MLOps: Building Continuous Training and Delivery Pipelines

MLOps: Building Continuous Training and Delivery Pipelines

MLOps: Building Continuous Training and Delivery Pipelines. Learn how to get started with building robust, automated ML pipelines for automatically retraining, tracking and redeploying your models.

What you’ll learn

This post aims to help you get started with building robust, automated ML pipelines (on a budget!) for automatically retraining, tracking and redeploying your models. It covers:

  • An overview of the origins and aims of the MLOps movement;
  • An introduction to a couple of key MLOps concepts;
  • A tutorial for setting up a Continuous Training/Continuous Delivery (CT/CD) ML pipeline with GitHub Actions and Google Cloud Functions.

The tutorial section is designed to make use of free (or _nearly _free) services, so following along should cost you a few pennies at most. If you’re working on an MVP and need some ML infrastructure in place sharpish but want to avoid the price tag and technical overhead of AWS SageMaker or Azure ML deployments, you might find the example useful too. Finally, if you’re interested in understanding how the tutorial fits together to run it end-to-end for yourself, you should check out the previous post in this series on deploying lightweight ML models as serverless functions.

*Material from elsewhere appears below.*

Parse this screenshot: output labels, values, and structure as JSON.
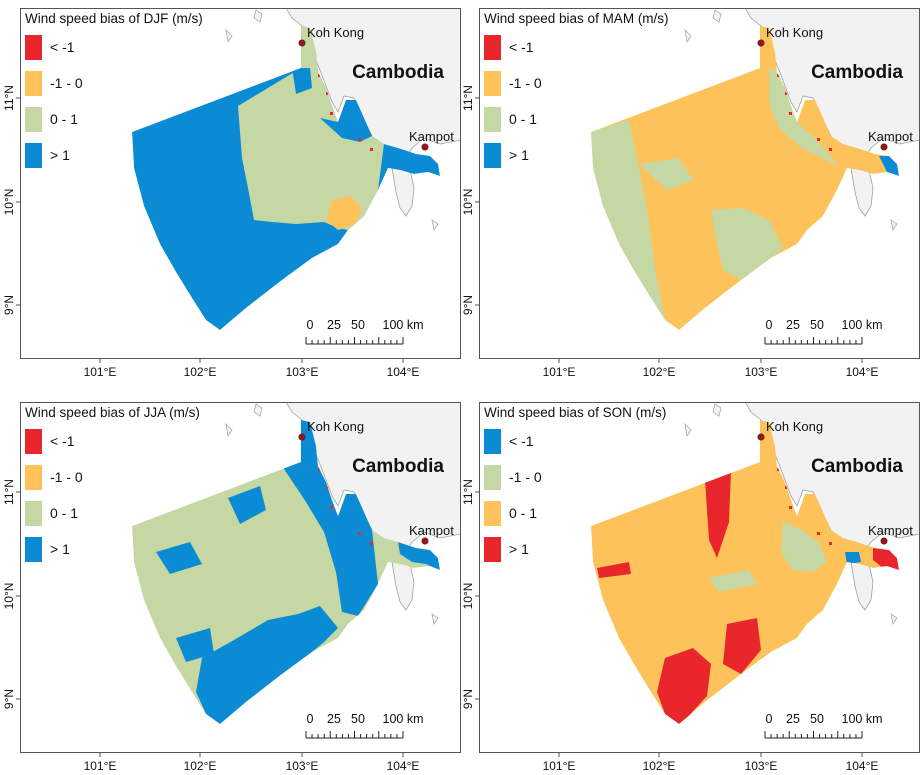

If you know what ML Ops is all about and just want to follow the tutorial, feel free to skip ahead.

What is MLOps?

In the last decade or so, the movement popularly referred to as ‘DevOps’ has gained a significant professional following within the world of software engineering, with a large number of dedicated DevOps roles springing up across development teams around the world. The motivation for this movement is to combine aspects of software development (Dev) with elements of Operational (Ops) software activities with the aim of accelerating the delivery of reliable, working software on an ongoing basis.

A major focus for adherents of the DevOps movement is on establishing and maintaining Continuous Integration and Continuous Delivery (CI/CD) pipelines. In practice, well designed and cleanly implemented CI/CD pipelines offer teams utilising them the ability to continuously modify their software system to (in principle) dramatically reduce the time-to-value for new software patches and features, while simultaneously minimising the risk of downside from bugs and outages related to releasing these patches and features. Teams operating mature implementations of this delivery mechanism often release updates on an hourly basis (or faster!) with the ability to quickly and cleanly rollback changes if they introduce a bug (though most of these should be caught somewhere in the pipeline).

In contrast, ‘traditional’ approaches to releasing software essentially stockpile fixes and features for predefined release windows (perhaps on a weekly, monthly or quarterly basis). While this sort of approach is not uniformly a poor approach, it does introduce a lot of pressure around the release window, can create a lot of complexity around the product integration and release process, and ultimately heighten the risk of serious service outages and by extension brand damage.